Omega Piscium

Observation data Epoch J2000.0 Equinox J2000.0 (ICRS)
- Constellation: Pisces
- Right ascension: 23^{h} 59^{m} 18.69064^{s}
- Declination: +06° 51′ 47.9562″
- Apparent magnitude (V): 4.01

Characteristics
- Evolutionary stage: main sequence
- Spectral type: F4 IV or F4 V
- U−B color index: +0.07
- B−V color index: +0.42

Astrometry
- Radial velocity (R_{v}): +2.9±0.3 km/s
- Proper motion (μ): RA: +150.35 mas/yr Dec.: −112.12 mas/yr
- Parallax (π): 31.26±0.15 mas
- Distance: 104.3 ± 0.5 ly (32.0 ± 0.2 pc)
- Absolute magnitude (M_{V}): +1.51

Details

ω Psc A
- Mass: 1.22 M_{☉}
- Luminosity: 21 L_{☉}
- Surface gravity (log g): 3.74±0.14 cgs
- Temperature: 6,641±226 K
- Metallicity [Fe/H]: −0.09 dex
- Rotational velocity (v sin i): 40.3 km/s
- Age: 1.337 Gyr
- Other designations: Pili, ω Psc, 28 Piscium, BD+06°5227, FK5 902, HD 224617, HIP 118268, HR 9072, SAO 128513

Database references
- SIMBAD: data

= Omega Piscium =

Star in the constellation Pisces

Omega Piscium, also named Pili, is a star approximately 106 light-years away from Earth, in the constellation Pisces. It has a spectral type of F4IV, meaning it is a subgiant/dwarf star, and it has a temperature of 6,600 kelvins. It may or may not be a close binary star system. Variations in its spectrum were once interpreted as giving it an orbital period of 2.16 days, but this claim was later debunked as false. It is 20 times brighter than the Sun and is 1.8 times greater in mass, if it is a single star.
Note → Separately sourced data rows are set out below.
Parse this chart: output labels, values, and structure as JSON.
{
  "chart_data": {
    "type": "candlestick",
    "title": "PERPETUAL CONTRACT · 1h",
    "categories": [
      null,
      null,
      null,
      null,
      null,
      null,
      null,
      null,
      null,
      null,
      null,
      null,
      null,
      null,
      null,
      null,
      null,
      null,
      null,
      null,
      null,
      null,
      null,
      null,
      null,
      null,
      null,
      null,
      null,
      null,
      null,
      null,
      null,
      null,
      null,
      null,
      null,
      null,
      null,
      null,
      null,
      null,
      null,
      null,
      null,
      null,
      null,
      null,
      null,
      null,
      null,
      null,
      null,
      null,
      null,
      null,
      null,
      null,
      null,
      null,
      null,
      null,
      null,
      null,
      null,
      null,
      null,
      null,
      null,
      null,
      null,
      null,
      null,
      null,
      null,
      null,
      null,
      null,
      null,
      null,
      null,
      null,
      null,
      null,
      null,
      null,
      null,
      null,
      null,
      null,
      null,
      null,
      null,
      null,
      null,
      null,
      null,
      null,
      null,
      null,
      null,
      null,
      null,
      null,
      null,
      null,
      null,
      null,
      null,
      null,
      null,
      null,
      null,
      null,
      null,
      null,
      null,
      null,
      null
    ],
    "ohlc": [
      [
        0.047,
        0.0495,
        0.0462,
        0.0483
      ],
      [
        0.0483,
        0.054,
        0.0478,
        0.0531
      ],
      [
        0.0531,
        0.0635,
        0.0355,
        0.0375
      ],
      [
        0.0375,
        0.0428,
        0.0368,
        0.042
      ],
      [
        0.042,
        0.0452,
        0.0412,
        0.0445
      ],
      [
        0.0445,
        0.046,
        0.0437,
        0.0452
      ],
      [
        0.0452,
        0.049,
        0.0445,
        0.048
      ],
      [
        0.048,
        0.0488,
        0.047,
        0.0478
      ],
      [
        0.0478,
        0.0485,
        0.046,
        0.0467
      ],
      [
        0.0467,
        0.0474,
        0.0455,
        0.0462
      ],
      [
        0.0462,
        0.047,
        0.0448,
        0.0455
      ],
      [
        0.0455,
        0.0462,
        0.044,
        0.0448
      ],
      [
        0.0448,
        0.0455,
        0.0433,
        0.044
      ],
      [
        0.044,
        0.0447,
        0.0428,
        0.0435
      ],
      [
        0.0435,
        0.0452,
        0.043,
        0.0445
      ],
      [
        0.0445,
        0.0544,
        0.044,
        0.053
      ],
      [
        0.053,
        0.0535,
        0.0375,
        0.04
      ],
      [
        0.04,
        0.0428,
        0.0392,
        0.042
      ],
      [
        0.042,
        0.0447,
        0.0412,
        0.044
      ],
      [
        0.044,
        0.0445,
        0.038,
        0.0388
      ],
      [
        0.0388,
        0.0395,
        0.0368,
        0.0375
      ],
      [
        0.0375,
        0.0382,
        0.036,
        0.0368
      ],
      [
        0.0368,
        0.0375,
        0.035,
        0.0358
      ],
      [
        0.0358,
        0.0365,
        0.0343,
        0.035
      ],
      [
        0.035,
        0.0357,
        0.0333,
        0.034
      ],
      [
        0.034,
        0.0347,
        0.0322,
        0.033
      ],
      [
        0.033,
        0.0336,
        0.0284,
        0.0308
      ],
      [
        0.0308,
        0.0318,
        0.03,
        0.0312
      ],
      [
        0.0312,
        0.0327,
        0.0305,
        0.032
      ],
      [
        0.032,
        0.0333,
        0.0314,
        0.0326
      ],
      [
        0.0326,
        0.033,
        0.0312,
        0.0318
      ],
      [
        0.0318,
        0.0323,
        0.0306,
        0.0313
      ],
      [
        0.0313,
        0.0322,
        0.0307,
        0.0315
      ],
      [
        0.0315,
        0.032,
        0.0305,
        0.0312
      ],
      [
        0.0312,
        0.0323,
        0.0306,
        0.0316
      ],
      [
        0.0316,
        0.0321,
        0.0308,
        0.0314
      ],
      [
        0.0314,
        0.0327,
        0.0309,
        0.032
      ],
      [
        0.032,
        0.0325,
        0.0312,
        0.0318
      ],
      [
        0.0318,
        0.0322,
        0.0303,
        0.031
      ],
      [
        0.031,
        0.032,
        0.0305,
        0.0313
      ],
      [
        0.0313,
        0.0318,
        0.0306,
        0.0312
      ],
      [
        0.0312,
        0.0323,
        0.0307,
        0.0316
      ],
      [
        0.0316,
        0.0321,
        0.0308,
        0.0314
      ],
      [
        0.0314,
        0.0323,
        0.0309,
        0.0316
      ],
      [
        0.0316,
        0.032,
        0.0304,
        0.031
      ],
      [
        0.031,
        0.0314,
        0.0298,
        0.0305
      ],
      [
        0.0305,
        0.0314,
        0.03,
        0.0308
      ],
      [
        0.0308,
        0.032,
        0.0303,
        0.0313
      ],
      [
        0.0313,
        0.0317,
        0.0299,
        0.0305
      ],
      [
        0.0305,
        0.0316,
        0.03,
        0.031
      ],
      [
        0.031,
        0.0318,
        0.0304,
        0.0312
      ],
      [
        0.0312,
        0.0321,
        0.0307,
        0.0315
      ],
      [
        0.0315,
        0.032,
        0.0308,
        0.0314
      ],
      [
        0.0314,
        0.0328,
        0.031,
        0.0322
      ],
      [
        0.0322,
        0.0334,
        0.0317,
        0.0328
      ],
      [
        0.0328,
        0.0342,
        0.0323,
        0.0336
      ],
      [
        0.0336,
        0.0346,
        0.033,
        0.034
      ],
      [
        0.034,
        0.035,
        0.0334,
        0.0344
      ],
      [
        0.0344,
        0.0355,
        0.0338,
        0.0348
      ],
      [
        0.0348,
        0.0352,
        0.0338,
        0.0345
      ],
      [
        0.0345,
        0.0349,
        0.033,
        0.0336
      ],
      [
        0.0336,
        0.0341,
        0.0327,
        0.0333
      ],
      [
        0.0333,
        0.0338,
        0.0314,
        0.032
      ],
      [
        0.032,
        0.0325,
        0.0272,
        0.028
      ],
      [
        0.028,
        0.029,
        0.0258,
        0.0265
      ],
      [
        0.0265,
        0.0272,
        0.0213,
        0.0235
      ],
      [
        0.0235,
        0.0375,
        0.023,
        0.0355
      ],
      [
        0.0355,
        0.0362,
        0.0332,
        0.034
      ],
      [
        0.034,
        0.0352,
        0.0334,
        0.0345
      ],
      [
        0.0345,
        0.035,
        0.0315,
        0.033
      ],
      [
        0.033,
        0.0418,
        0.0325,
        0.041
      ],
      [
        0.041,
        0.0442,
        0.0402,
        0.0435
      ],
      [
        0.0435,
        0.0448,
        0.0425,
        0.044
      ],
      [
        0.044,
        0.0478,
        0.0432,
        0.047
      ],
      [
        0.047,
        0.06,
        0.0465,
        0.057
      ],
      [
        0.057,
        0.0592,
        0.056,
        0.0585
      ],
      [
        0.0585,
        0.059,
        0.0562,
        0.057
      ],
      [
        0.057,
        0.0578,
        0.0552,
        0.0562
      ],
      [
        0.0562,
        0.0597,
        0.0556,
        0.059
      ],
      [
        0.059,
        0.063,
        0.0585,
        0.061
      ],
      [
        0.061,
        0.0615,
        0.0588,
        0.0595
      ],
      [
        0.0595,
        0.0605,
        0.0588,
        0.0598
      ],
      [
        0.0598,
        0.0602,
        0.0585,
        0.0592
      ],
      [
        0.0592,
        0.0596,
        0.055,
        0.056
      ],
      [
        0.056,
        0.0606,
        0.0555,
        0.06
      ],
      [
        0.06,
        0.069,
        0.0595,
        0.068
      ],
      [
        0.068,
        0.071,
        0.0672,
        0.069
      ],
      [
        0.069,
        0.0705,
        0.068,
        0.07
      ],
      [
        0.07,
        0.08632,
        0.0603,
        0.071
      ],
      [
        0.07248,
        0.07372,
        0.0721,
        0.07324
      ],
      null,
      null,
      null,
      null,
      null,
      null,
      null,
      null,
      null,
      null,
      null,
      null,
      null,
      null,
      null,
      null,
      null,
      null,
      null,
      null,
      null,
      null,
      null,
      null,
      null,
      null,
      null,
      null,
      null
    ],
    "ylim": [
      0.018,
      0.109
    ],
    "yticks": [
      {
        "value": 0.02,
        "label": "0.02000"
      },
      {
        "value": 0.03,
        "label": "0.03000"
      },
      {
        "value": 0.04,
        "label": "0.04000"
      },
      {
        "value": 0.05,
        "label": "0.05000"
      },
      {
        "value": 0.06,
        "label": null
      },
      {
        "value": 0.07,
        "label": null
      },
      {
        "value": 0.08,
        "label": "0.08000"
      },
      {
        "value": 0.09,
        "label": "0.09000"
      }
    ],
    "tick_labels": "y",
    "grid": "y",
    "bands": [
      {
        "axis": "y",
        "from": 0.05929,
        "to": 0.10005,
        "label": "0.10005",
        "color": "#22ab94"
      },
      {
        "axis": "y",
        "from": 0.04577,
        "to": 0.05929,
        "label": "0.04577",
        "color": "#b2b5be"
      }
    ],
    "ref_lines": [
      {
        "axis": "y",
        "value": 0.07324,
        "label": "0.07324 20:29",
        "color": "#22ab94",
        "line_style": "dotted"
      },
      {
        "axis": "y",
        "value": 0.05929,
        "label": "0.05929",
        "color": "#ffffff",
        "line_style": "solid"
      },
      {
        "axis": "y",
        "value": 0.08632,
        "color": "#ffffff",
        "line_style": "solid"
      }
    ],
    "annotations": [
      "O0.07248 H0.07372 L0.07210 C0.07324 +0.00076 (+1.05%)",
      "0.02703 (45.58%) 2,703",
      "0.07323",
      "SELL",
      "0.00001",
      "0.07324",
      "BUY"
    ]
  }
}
It is part of the drawn asterism in classic and modern renderings as the start of the tail, east of the Circlet of Pisces, a near-circle which forms all but the tail (the head and body) of the western (fatter) "fish" in the constellation of two fishes.

==Naming==
ω Piscium (Latinized to Omega Piscium, abbreviated Omega Psc, ω Psc) is the star's Bayer designation. In the catalogue of stars in the Calendarium of Al Achsasi al Mouakket, this star was designated Dzaneb al Samkat, which was translated into Latin as Cauda Piscis, meaning the tail of fish.

In Chinese astronomy, 霹靂 (Pī Lì), meaning Thunderbolt, refers to an asterism consisting of ω Piscium, β Piscium, γ Piscium, θ Piscium and ι Piscium. Consequently, the Chinese name for ω Piscium itself is 霹靂五 (Pī Lì wu, the Fifth Star of Thunderbolt.) The IAU Working Group on Star Names approved the name Pili for ω Piscium on 17 September 2026.

==Right ascension==

Considering stars with Flamsteed numbers, Greek letters, and proper names, Omega Piscium at J2000 (namely in the year 2000) was the named star with the highest right ascension (akin to terrestrial longitude). Due to the 26,000-year movement of the Earth's axis tracing an imperfect circle (axial precession), it has since increased to just beyond 0 hours, which it reached in J2013.

At the cusp of sunrise on the March Equinox in the present era the circlet appears just above the sunrise being the westernmost part of the asterism; the easternmost parts can be most easily seen after sunset, just above the Sun on a maximal horizon, such as the sea. A month later the progress of the Earth around the plane of the ecliptic (its orbit) by a mean 2 hours of Right Ascension (18° of orbit) means that the sun rises and sets in an outer part of Aries bordering Cetus.